(HealthDay News) — Boxed warnings are common on recent drug approvals, and many occur years after approval, according to a research letter published online August 15 in JAMA Internal Medicine.

Christine M. Cheng, PharmD, from First Databank Inc. in San Francisco, and colleagues determined the frequency of premarket and postmarket boxed warnings and safety-related withdrawals for novel therapeutics approved from 1996–2012. Patterns were examined based on drug type and approval year.

The researchers identified 522 novel therapeutics approved during the study period, of which 441 were pharmacological and 81 biological products. Of these, 180 had ever received a boxed warning (136 pharmacological and 44 biological products). There were 89 postmarket warnings in total and 11 withdrawals, 81 of which occurred after 2004. Premarket warnings were more common among biological (31%) than pharmacological (22%; odds ratio, 2.0) products. Drugs approved after 2004 vs. before 2004 were more likely to have premarket warnings (36 vs. 18%; odds ratio, 2.4).
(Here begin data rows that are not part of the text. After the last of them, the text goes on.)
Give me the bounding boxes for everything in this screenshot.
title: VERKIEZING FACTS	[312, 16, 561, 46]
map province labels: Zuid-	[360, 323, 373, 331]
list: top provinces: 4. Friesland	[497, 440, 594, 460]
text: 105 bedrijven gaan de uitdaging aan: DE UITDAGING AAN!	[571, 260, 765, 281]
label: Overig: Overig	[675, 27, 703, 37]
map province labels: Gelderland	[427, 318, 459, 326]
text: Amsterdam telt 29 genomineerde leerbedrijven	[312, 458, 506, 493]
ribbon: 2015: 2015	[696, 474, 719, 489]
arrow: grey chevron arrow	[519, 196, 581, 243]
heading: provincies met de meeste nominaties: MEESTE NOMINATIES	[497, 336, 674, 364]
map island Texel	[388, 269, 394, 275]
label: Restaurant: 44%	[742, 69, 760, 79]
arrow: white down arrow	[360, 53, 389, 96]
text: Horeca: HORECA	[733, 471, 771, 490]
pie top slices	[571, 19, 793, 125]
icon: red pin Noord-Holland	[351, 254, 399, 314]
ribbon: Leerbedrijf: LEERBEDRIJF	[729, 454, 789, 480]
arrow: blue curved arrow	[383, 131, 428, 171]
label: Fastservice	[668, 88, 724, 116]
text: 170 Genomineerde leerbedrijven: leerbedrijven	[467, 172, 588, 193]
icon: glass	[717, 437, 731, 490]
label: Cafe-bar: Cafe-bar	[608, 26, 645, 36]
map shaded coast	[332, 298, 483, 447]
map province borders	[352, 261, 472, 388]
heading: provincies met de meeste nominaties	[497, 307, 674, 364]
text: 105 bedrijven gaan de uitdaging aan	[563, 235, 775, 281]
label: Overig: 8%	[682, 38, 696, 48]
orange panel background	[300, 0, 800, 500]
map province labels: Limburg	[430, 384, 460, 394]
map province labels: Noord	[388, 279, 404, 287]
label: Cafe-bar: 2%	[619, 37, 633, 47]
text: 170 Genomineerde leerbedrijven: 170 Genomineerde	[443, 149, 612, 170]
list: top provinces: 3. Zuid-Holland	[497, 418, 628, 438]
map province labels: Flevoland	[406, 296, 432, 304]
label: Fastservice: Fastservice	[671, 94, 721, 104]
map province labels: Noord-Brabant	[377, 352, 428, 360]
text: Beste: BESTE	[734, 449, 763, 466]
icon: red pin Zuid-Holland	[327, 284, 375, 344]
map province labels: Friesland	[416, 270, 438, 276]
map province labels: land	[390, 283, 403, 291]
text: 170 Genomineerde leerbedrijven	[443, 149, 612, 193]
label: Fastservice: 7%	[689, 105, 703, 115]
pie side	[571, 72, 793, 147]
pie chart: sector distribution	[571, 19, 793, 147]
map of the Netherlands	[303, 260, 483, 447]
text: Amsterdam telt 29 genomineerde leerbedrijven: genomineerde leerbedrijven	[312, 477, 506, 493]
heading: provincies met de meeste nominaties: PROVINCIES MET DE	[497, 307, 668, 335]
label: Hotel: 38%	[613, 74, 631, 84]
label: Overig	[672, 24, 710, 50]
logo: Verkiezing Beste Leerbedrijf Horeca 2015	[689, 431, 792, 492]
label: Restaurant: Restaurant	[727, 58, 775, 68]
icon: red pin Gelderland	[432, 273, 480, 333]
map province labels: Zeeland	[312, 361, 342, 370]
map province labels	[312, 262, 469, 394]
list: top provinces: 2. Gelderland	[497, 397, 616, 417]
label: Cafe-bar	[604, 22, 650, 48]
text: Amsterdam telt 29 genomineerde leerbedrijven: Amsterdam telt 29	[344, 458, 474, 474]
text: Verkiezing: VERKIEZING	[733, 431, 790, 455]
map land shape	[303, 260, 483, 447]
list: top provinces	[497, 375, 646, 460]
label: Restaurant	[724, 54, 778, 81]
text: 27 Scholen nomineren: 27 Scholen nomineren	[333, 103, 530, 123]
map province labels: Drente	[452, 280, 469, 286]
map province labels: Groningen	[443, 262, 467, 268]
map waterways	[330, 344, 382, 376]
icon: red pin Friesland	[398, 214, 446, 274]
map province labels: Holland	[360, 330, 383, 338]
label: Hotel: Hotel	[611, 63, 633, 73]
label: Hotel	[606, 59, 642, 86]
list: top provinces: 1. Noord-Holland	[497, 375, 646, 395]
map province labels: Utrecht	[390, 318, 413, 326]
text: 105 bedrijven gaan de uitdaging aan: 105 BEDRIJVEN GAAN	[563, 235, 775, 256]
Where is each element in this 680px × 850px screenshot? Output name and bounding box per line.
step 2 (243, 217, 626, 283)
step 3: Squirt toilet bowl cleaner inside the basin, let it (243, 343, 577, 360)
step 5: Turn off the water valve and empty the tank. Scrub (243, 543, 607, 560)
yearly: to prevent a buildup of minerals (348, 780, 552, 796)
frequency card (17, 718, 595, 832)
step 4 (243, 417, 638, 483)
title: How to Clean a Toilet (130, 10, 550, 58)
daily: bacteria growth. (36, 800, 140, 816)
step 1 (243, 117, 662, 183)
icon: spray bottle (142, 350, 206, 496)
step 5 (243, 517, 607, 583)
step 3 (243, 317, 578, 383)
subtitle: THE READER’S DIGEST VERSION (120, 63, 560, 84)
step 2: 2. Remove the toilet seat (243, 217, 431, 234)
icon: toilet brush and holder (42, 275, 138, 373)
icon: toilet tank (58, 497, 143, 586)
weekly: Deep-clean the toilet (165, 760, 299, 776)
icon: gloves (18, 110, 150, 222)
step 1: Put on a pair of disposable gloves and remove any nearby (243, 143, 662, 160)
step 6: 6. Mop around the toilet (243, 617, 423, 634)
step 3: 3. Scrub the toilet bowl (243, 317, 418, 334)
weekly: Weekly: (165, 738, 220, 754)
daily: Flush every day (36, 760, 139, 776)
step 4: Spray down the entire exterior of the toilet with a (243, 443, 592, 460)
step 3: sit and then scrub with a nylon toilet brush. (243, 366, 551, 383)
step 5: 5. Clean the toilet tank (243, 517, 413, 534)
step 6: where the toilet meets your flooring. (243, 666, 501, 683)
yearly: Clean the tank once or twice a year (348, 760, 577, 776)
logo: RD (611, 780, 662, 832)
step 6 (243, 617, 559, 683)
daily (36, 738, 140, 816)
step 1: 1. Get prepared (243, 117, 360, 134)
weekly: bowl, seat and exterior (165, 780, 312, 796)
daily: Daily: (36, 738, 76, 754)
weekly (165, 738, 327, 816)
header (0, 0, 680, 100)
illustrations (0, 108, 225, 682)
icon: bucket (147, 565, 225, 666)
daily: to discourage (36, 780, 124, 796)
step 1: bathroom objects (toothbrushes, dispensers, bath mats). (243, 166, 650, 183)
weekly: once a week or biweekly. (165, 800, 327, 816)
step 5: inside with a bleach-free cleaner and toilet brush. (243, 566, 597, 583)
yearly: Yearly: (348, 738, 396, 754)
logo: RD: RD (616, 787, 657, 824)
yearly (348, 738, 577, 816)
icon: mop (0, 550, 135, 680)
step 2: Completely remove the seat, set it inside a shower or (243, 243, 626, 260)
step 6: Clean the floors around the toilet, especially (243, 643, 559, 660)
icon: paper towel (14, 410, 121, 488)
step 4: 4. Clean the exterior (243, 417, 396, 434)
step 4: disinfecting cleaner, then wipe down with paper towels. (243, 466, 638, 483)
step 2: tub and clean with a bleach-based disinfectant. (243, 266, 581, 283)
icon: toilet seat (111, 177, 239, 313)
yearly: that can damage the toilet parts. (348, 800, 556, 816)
The median time from approval to first boxed warning or withdrawal was 4.2 years, and was shorter for drugs with premarket warnings vs. those without (2.3 vs. 4.9 years; P<0.001).

“Clinicians should be aware of the prevalence and growing numbers of boxed warnings and the importance of continued adverse event reporting for identifying new safety concerns,” the authors write.

One author is employed by First Databank, a commercial drug knowledge vendor.